На Сент-Женевьев де Буа — русское кладбище под Парижем— пришли лишь несколько человек. В глинистой яме высоко стояла вода. Когда могильщики опускали гроб, он неловко бултыхнулся, вызвав брызги. Капли долетели до бедной Гиппиус, упав на ее пальтишко. Она вскрикнула и без чувств повалилась на руки Злобину, рядом стоявшему.
С этого момента Зинаида Николаевна несколько тронулась головой.
3
Бунин был потрясен: немцы с уму непостижимой легкостью катились по русской земле.
— В чем дело? — с ужасом вопрошал он домашних. — Неужто двадцать четыре года большевистского царствования совершенно опустошили души людей? Быть может, интернациональная идеология лишила русский народ естественного желания защищать отечество?
Все вздыхали, и никто не умел ответить.
Зуров покривил рот:
— «Новое слово» ведь пишет, что русские повсюду встречают немцев как желанных освободителей, выходят с хлебом-солью. Может, и впрямь лучше Гитлер, чем Сталин? Немцы люди культурные, церкви открывают, землю крестьянам наверняка дадут. Ведь хуже, чем деспотия большевиков, ничего быть не может. Не так ли?
Бунин, задохнувшись от гнева, молчал несколько мгновений, потом выскочил из-за стола, за которым пил морковный чай, перед самым носом Зурова взмахнул кулаком:
— Что?! Что вы сказали? Хлеб-соль? Земля?
Зуров отшатнулся, заметно изменившись в лице. Этой вспышкой гнева он был обескуражен.
— Ведь это враги! — втолковывал Бунин, словно перед ним стоял непонятливый ученик. — Принять из их рук милость — безнравственность, крайняя степень падения. Разве мы могли бы вернуться в Россию, если ее попирают захватчики? Ни-ког-да! Миллионы русских понимают это, проявляют величайший героизм, цепляются за каждую сажень земли. Гитлер сломает в России шею.
Бахрах поддержал патрона:
— Наполеон Москву занял, зато потом с трудом ноги унес.
Зуров, несколько пришедший в себя, окрысился на нового сожителя, поселение которого на «Жаннет» ему явно пришлось не по душе.
— Наполеон! — насмешливо протянул он. — Наполеону пришлось пядь за пядью отвоевывать, а эти советские… драпают от германцев, как зайцы от волка.
— Это временно! И причина ясна — где военачальники Якир, Уборевич, Тухачевский? Английское радио передало, что арестованы едва ли не все командиры армий — перед самым началом войны.
Зуров с превосходством знающего человека отрезал:
— Потому что они пожелали сотрудничать с немцами, стали их агентами, шпионами.
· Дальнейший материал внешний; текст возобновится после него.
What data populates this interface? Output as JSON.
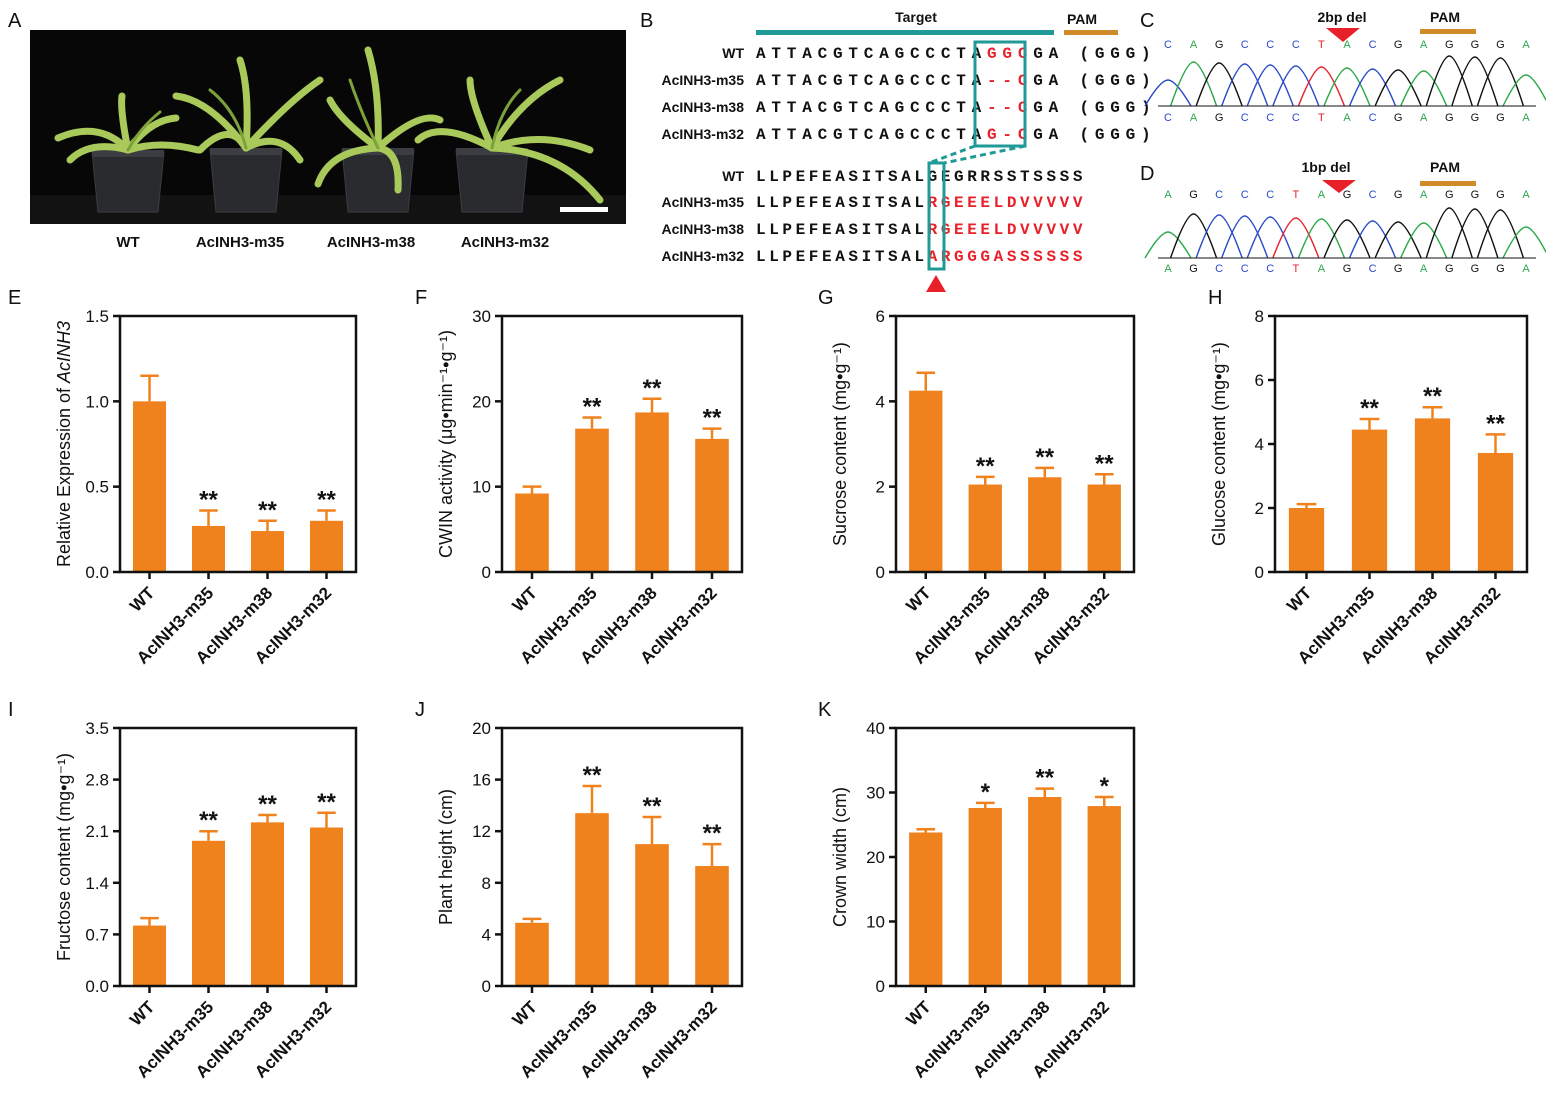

Несколько успокоившийся Бунин пожал плечами:
— Шпионы? Сомнительное дело. Ленинская гвардия — это действительно шпионы — германские, на их деньги большевики разлагали русскую армию и укрепляли свою власть. А после расплатились, отдав национальные сокровища в Германию. Вот по этому шаблону и строят обвинения вчерашним «товарищам». Зачем нужно Сталину обезглавливать собственную армию? — полюбопытствовал Бахрах. Вот в этом-то и загадка. Пилит сук Иосиф, на котором сам сидит. Если уничтожал он старых большевиков — Троцкого, Зиновьева, Бухарина, то это объяснить можно: устранял потенциальных конкурентов на престол. Но ослаблять свою армию — это все равно, что собственный дом подпаливать.
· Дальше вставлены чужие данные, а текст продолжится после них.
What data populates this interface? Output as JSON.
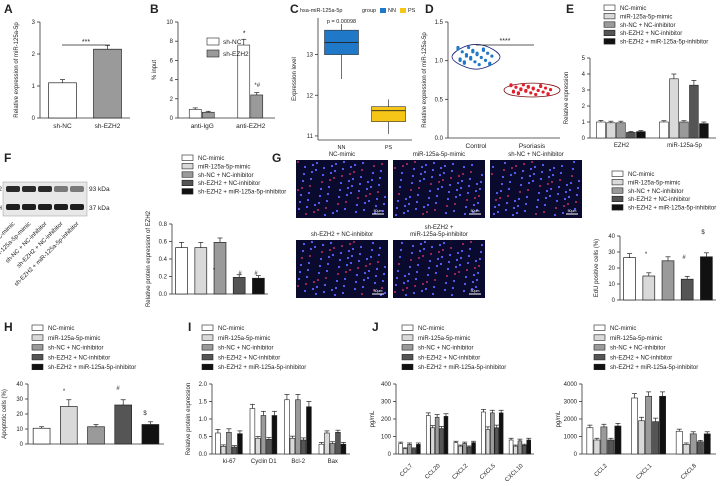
{
  "panel_labels": [
    "A",
    "B",
    "C",
    "D",
    "E",
    "F",
    "G",
    "H",
    "I",
    "J"
  ],
  "colors": {
    "white": "#ffffff",
    "light": "#d9d9d9",
    "mid": "#9a9a9a",
    "dark": "#555555",
    "black": "#111111",
    "blue": "#1f78c8",
    "yellow": "#f5c518",
    "red": "#e0202a",
    "navy": "#1a237e"
  },
  "legend_five": [
    "NC-mimic",
    "miR-125a-5p-mimic",
    "sh-NC + NC-inhibitor",
    "sh-EZH2 + NC-inhibitor",
    "sh-EZH2 + miR-125a-5p-inhibitor"
  ],
  "western": {
    "proteins": [
      "EZH2",
      "GAPDH"
    ],
    "kda": [
      "93 kDa",
      "37 kDa"
    ],
    "lanes": [
      "NC-mimic",
      "miR-125a-5p-mimic",
      "sh-NC + NC-inhibitor",
      "sh-EZH2 + NC-inhibitor",
      "sh-EZH2 + miR-125a-5p-inhibitor"
    ]
  },
  "micro": {
    "titles": [
      "NC-mimic",
      "miR-125a-5p-mimic",
      "sh-NC + NC-inhibitor",
      "sh-EZH2 + NC-inhibitor",
      "sh-EZH2 +\nmiR-125a-5p-inhibitor"
    ],
    "scale": "50μm"
  },
  "chart_data": [
    {
      "id": "A",
      "type": "bar",
      "categories": [
        "sh-NC",
        "sh-EZH2"
      ],
      "values": [
        1.1,
        2.15
      ],
      "errors": [
        0.1,
        0.12
      ],
      "ylabel": "Relative expression of miR-125a-5p",
      "ylim": [
        0,
        3
      ],
      "yticks": [
        0,
        1,
        2,
        3
      ],
      "annotation": "***"
    },
    {
      "id": "B",
      "type": "bar",
      "categories": [
        "anti-IgG",
        "anti-EZH2"
      ],
      "series": [
        {
          "name": "sh-NC",
          "values": [
            0.9,
            7.6
          ],
          "errors": [
            0.15,
            0.6
          ]
        },
        {
          "name": "sh-EZH2",
          "values": [
            0.6,
            2.4
          ],
          "errors": [
            0.1,
            0.25
          ]
        }
      ],
      "ylabel": "% input",
      "ylim": [
        0,
        10
      ],
      "yticks": [
        0,
        2,
        4,
        6,
        8,
        10
      ],
      "annotations": [
        "*",
        "*#"
      ]
    },
    {
      "id": "C",
      "type": "box",
      "title": "hsa-miR-125a-5p",
      "legend_title": "group",
      "categories": [
        "NN",
        "PS"
      ],
      "boxes": [
        {
          "min": 12.4,
          "q1": 13.0,
          "median": 13.3,
          "q3": 13.6,
          "max": 13.75
        },
        {
          "min": 11.05,
          "q1": 11.35,
          "median": 11.62,
          "q3": 11.72,
          "max": 11.9
        }
      ],
      "pvalue": "p = 0.00098",
      "ylabel": "Expression level",
      "ylim": [
        10.9,
        13.9
      ],
      "yticks": [
        11,
        12,
        13
      ]
    },
    {
      "id": "D",
      "type": "violin",
      "categories": [
        "Control",
        "Psoriasis"
      ],
      "centers": [
        1.05,
        0.62
      ],
      "ylabel": "Relative expression of miR-125a-5p",
      "ylim": [
        0,
        1.5
      ],
      "yticks": [
        0.0,
        0.5,
        1.0,
        1.5
      ],
      "annotation": "****"
    },
    {
      "id": "E",
      "type": "bar",
      "categories": [
        "EZH2",
        "miR-125a-5p"
      ],
      "series": [
        {
          "name": "NC-mimic",
          "values": [
            1.0,
            1.0
          ],
          "errors": [
            0.1,
            0.08
          ]
        },
        {
          "name": "miR-125a-5p-mimic",
          "values": [
            0.95,
            3.7
          ],
          "errors": [
            0.1,
            0.3
          ]
        },
        {
          "name": "sh-NC + NC-inhibitor",
          "values": [
            0.95,
            1.0
          ],
          "errors": [
            0.1,
            0.08
          ]
        },
        {
          "name": "sh-EZH2 + NC-inhibitor",
          "values": [
            0.35,
            3.3
          ],
          "errors": [
            0.06,
            0.3
          ]
        },
        {
          "name": "sh-EZH2 + miR-125a-5p-inhibitor",
          "values": [
            0.4,
            0.9
          ],
          "errors": [
            0.06,
            0.1
          ]
        }
      ],
      "ylabel": "Relative expression",
      "ylim": [
        0,
        5
      ],
      "yticks": [
        0,
        1,
        2,
        3,
        4,
        5
      ]
    },
    {
      "id": "F",
      "type": "bar",
      "categories": [
        "NC-mimic",
        "miR-125a-5p-mimic",
        "sh-NC + NC-inhibitor",
        "sh-EZH2 + NC-inhibitor",
        "sh-EZH2 + miR-125a-5p-inhibitor"
      ],
      "values": [
        0.53,
        0.53,
        0.59,
        0.19,
        0.18
      ],
      "errors": [
        0.06,
        0.06,
        0.05,
        0.03,
        0.03
      ],
      "ylabel": "Relative protein expression of EZH2",
      "ylim": [
        0,
        0.8
      ],
      "yticks": [
        0.0,
        0.2,
        0.4,
        0.6,
        0.8
      ]
    },
    {
      "id": "G",
      "type": "bar",
      "categories": [
        "NC-mimic",
        "miR-125a-5p-mimic",
        "sh-NC + NC-inhibitor",
        "sh-EZH2 + NC-inhibitor",
        "sh-EZH2 + miR-125a-5p-inhibitor"
      ],
      "values": [
        26.5,
        15.0,
        24.5,
        13.0,
        27.0
      ],
      "errors": [
        2.5,
        2.0,
        2.5,
        1.8,
        2.5
      ],
      "ylabel": "EdU positive cells (%)",
      "ylim": [
        0,
        40
      ],
      "yticks": [
        0,
        10,
        20,
        30,
        40
      ]
    },
    {
      "id": "H",
      "type": "bar",
      "categories": [
        "NC-mimic",
        "miR-125a-5p-mimic",
        "sh-NC + NC-inhibitor",
        "sh-EZH2 + NC-inhibitor",
        "sh-EZH2 + miR-125a-5p-inhibitor"
      ],
      "values": [
        10.5,
        25.0,
        11.5,
        26.0,
        13.0
      ],
      "errors": [
        1.0,
        4.5,
        1.5,
        3.5,
        1.8
      ],
      "ylabel": "Apoptotic cells (%)",
      "ylim": [
        0,
        40
      ],
      "yticks": [
        0,
        10,
        20,
        30,
        40
      ]
    },
    {
      "id": "I",
      "type": "bar",
      "categories": [
        "ki-67",
        "Cyclin D1",
        "Bcl-2",
        "Bax"
      ],
      "series": [
        {
          "name": "NC-mimic",
          "values": [
            0.6,
            1.3,
            1.55,
            0.28
          ],
          "errors": [
            0.1,
            0.12,
            0.15,
            0.05
          ]
        },
        {
          "name": "miR-125a-5p-mimic",
          "values": [
            0.22,
            0.45,
            0.45,
            0.6
          ],
          "errors": [
            0.04,
            0.05,
            0.06,
            0.06
          ]
        },
        {
          "name": "sh-NC + NC-inhibitor",
          "values": [
            0.62,
            1.1,
            1.55,
            0.3
          ],
          "errors": [
            0.1,
            0.12,
            0.15,
            0.05
          ]
        },
        {
          "name": "sh-EZH2 + NC-inhibitor",
          "values": [
            0.2,
            0.42,
            0.4,
            0.62
          ],
          "errors": [
            0.04,
            0.05,
            0.06,
            0.06
          ]
        },
        {
          "name": "sh-EZH2 + miR-125a-5p-inhibitor",
          "values": [
            0.58,
            1.1,
            1.35,
            0.28
          ],
          "errors": [
            0.08,
            0.12,
            0.15,
            0.05
          ]
        }
      ],
      "ylabel": "Relative protein expression",
      "ylim": [
        0,
        2.0
      ],
      "yticks": [
        0.0,
        0.5,
        1.0,
        1.5,
        2.0
      ]
    },
    {
      "id": "J1",
      "type": "bar",
      "categories": [
        "CCL7",
        "CCL20",
        "CXCL2",
        "CXCL5",
        "CXCL10"
      ],
      "series": [
        {
          "name": "NC-mimic",
          "values": [
            60,
            220,
            65,
            240,
            80
          ],
          "errors": [
            8,
            15,
            8,
            15,
            10
          ]
        },
        {
          "name": "miR-125a-5p-mimic",
          "values": [
            30,
            150,
            45,
            140,
            45
          ],
          "errors": [
            5,
            12,
            6,
            15,
            6
          ]
        },
        {
          "name": "sh-NC + NC-inhibitor",
          "values": [
            55,
            210,
            60,
            235,
            75
          ],
          "errors": [
            8,
            15,
            8,
            15,
            10
          ]
        },
        {
          "name": "sh-EZH2 + NC-inhibitor",
          "values": [
            30,
            145,
            40,
            150,
            50
          ],
          "errors": [
            5,
            12,
            6,
            15,
            6
          ]
        },
        {
          "name": "sh-EZH2 + miR-125a-5p-inhibitor",
          "values": [
            55,
            215,
            65,
            235,
            80
          ],
          "errors": [
            8,
            15,
            8,
            15,
            10
          ]
        }
      ],
      "ylabel": "pg/mL",
      "ylim": [
        0,
        400
      ],
      "yticks": [
        0,
        100,
        200,
        300,
        400
      ]
    },
    {
      "id": "J2",
      "type": "bar",
      "categories": [
        "CCL2",
        "CXCL1",
        "CXCL8"
      ],
      "series": [
        {
          "name": "NC-mimic",
          "values": [
            1500,
            3200,
            1300
          ],
          "errors": [
            150,
            250,
            120
          ]
        },
        {
          "name": "miR-125a-5p-mimic",
          "values": [
            800,
            1900,
            550
          ],
          "errors": [
            100,
            200,
            80
          ]
        },
        {
          "name": "sh-NC + NC-inhibitor",
          "values": [
            1550,
            3300,
            1150
          ],
          "errors": [
            150,
            250,
            120
          ]
        },
        {
          "name": "sh-EZH2 + NC-inhibitor",
          "values": [
            800,
            1850,
            700
          ],
          "errors": [
            100,
            200,
            80
          ]
        },
        {
          "name": "sh-EZH2 + miR-125a-5p-inhibitor",
          "values": [
            1600,
            3300,
            1150
          ],
          "errors": [
            150,
            250,
            120
          ]
        }
      ],
      "ylabel": "pg/mL",
      "ylim": [
        0,
        4000
      ],
      "yticks": [
        0,
        1000,
        2000,
        3000,
        4000
      ]
    }
  ]
}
В дневнике Бунина появлялись новые записи:
«Не запомню такой тупой, тяжкой, гадливой тоски, которая меня давит весь день. Вспомнилась весна 19-го года, Одесса, большевики— очень похоже на то, что тогда давило…
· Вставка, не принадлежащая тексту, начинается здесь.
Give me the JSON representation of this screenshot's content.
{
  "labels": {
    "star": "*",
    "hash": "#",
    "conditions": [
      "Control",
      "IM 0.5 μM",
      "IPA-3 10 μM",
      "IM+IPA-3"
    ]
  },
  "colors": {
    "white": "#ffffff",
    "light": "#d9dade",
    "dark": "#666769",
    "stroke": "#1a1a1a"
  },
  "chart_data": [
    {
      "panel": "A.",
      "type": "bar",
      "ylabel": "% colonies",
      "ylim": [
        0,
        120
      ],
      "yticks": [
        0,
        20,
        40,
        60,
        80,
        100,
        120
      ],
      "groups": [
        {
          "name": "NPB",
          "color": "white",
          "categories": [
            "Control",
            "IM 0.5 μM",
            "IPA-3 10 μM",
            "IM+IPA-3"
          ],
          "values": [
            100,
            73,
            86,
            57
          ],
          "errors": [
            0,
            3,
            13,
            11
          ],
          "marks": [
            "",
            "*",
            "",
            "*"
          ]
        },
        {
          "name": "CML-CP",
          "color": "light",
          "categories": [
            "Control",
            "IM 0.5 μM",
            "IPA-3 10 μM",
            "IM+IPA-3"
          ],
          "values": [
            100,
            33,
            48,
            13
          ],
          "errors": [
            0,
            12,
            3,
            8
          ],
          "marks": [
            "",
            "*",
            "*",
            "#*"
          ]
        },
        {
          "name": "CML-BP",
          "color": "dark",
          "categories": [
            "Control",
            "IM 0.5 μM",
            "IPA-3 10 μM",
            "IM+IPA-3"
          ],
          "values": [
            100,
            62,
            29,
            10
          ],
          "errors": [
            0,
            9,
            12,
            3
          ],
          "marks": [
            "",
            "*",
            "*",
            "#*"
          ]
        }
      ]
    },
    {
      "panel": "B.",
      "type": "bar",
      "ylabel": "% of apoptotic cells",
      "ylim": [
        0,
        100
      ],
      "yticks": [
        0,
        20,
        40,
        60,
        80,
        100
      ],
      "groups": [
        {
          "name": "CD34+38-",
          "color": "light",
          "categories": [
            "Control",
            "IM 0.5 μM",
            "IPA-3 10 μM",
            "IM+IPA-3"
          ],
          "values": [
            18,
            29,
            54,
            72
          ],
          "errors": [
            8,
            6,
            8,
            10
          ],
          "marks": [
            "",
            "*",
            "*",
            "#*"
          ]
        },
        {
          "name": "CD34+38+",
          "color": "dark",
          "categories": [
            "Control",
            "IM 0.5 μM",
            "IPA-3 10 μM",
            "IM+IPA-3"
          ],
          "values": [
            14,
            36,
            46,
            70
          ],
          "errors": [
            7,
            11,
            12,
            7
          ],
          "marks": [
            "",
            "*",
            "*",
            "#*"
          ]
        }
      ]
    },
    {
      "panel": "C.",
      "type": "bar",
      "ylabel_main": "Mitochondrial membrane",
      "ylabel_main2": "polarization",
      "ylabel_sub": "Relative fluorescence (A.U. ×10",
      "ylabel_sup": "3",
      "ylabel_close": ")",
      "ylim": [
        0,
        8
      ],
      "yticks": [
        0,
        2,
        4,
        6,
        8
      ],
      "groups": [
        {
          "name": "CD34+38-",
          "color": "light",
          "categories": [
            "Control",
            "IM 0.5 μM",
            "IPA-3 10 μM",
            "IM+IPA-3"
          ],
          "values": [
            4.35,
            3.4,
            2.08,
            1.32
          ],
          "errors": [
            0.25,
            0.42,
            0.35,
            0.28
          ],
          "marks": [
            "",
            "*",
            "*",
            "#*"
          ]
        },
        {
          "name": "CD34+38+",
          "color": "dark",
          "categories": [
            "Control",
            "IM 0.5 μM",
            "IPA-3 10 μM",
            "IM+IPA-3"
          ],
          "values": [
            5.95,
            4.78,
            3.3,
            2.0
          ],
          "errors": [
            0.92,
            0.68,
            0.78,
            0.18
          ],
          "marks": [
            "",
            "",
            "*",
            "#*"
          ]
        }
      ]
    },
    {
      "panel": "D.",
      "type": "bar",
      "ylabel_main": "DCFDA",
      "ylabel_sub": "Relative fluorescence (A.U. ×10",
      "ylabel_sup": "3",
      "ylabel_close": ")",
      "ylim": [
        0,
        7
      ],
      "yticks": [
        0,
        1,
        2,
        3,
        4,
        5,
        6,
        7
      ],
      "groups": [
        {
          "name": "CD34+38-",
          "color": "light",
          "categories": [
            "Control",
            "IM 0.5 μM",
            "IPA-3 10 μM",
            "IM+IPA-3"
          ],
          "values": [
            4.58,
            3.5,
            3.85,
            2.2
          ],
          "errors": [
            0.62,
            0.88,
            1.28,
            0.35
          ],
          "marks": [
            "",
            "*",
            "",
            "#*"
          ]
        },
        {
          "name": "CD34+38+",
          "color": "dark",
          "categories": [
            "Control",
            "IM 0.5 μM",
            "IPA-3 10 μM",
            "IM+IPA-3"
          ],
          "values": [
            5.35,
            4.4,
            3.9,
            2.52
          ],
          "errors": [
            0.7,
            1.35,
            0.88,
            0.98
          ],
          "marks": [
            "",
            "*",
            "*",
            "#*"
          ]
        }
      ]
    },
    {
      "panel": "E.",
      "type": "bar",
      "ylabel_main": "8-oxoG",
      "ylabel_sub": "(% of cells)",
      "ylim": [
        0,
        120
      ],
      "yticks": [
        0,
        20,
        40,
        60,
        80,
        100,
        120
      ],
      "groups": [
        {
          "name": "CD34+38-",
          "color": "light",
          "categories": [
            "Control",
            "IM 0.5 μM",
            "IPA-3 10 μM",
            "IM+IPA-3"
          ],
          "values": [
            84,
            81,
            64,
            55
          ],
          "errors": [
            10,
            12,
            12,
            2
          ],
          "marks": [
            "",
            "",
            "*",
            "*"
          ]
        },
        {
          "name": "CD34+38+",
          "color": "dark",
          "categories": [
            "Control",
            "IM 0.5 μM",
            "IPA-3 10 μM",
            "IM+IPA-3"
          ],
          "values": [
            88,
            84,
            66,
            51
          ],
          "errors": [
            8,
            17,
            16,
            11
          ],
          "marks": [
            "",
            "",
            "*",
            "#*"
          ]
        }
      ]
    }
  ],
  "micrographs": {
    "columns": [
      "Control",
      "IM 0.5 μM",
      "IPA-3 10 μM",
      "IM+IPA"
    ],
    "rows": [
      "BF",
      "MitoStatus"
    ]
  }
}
Страшные бои русских и немцев. Минск еще держится.
Желтоватая, уже светящаяся половина молодого месяца.
Да, опять «Окаянные дни»!»
«С утра довольно мутно и прохладный ветерок. Сейчас — одиннадцатый час — идет на погоду. И опять, опять, как каждое утро, ожидание почты. И за всем в душе тайная боль — ожидание неприятностей. Изумительно! Чуть не тридцать лет (за исключением десяти, сравнительно спокойных в этом смысле) живешь в ожидании — и всегда в поражении своих надежд!